LONDON: Former Manchester United defender Bill Foulkes, a survivor of the 1958 Munich air disaster, has died at the age of 81, the club announced yesterday.
Foulkes made his United debut in 1952 and played 688 times for the club -- a figure surpassed by only Ryan Giggs, Bobby Charlton and Paul Scholes.
He was one of the people who survived after a plane carrying the United squad crashed on a snow-covered runway in Munich in February 1958 while returning from a European Cup match in Belgrade.
The crash claimed the lives of 23 people, including United stars such as Duncan Edwards and Tommy Taylor, but Foulkes went on to play for the team that won the club’s first European Cup in 1968.
United said that he had passed away in the early hours of Monday morning but did not disclose the cause of death.
“Bill was a giant character in the post-war history of Manchester United,” said United executive vice-chairman Ed Woodward.
“He was a very gentle man, who I was privileged to meet on several occasions, including most memorably with his team-mates at the Champions League final in Moscow, 50 years after his heroics in the Munich air crash.
“Bill’s contribution over almost 700 games and nearly 20 years will never be forgotten.

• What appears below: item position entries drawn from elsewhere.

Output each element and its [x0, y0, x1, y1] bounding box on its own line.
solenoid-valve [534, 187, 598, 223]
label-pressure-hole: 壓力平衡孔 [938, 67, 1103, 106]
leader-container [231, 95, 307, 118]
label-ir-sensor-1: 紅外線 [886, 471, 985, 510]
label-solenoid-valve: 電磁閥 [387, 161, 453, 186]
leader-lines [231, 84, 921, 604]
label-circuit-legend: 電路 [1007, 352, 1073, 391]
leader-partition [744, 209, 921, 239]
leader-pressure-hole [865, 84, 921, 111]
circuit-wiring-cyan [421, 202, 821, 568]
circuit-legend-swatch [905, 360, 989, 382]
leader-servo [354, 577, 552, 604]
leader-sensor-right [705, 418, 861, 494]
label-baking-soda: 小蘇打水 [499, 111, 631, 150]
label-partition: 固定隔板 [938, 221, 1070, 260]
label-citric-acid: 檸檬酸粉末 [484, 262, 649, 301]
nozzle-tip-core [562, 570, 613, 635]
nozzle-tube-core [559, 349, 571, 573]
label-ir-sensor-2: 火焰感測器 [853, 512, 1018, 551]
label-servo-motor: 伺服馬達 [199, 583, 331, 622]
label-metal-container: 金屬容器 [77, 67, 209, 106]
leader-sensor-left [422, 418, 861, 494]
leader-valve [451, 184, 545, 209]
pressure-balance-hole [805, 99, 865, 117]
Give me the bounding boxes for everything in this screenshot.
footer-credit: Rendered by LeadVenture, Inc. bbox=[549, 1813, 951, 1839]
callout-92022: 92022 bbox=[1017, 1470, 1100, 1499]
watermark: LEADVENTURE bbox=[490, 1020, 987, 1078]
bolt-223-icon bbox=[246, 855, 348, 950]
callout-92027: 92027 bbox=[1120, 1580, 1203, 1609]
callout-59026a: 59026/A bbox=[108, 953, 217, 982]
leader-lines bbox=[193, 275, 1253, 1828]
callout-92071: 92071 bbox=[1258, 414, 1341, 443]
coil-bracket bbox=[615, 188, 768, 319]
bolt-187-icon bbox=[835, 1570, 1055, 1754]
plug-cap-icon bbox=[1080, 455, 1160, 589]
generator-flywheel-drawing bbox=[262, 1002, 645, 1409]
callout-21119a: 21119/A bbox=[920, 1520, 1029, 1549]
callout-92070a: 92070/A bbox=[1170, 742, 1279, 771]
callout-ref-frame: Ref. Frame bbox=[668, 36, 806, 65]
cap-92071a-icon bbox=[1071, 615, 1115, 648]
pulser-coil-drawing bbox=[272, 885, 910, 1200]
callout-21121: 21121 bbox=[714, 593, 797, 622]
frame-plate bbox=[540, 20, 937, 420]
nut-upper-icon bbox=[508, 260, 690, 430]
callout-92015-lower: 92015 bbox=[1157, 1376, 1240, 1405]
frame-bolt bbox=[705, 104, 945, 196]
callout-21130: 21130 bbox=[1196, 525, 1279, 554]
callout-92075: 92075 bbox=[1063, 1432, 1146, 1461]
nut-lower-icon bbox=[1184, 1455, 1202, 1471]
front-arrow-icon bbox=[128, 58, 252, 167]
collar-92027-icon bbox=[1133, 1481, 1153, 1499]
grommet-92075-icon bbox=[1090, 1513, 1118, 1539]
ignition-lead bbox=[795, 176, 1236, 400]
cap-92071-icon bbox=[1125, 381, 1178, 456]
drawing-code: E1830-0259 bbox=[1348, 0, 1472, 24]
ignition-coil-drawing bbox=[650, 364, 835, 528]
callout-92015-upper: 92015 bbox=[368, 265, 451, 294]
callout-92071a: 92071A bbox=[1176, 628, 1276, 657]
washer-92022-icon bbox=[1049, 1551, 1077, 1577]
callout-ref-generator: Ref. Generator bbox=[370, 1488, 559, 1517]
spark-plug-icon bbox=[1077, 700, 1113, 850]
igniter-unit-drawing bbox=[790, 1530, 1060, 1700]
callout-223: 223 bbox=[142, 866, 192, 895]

The thoughts of everyone at the club -- directors, players, staff and fans -- are with Bill’s family.”
Foulkes started work as a coal miner and was still working down the pit in the mid-1950s, by which time he was a regular member of United manager Matt Busby’s side.
A centre-back, he played for United for his entire career and became captain following the death of Roger Byrne in Munich.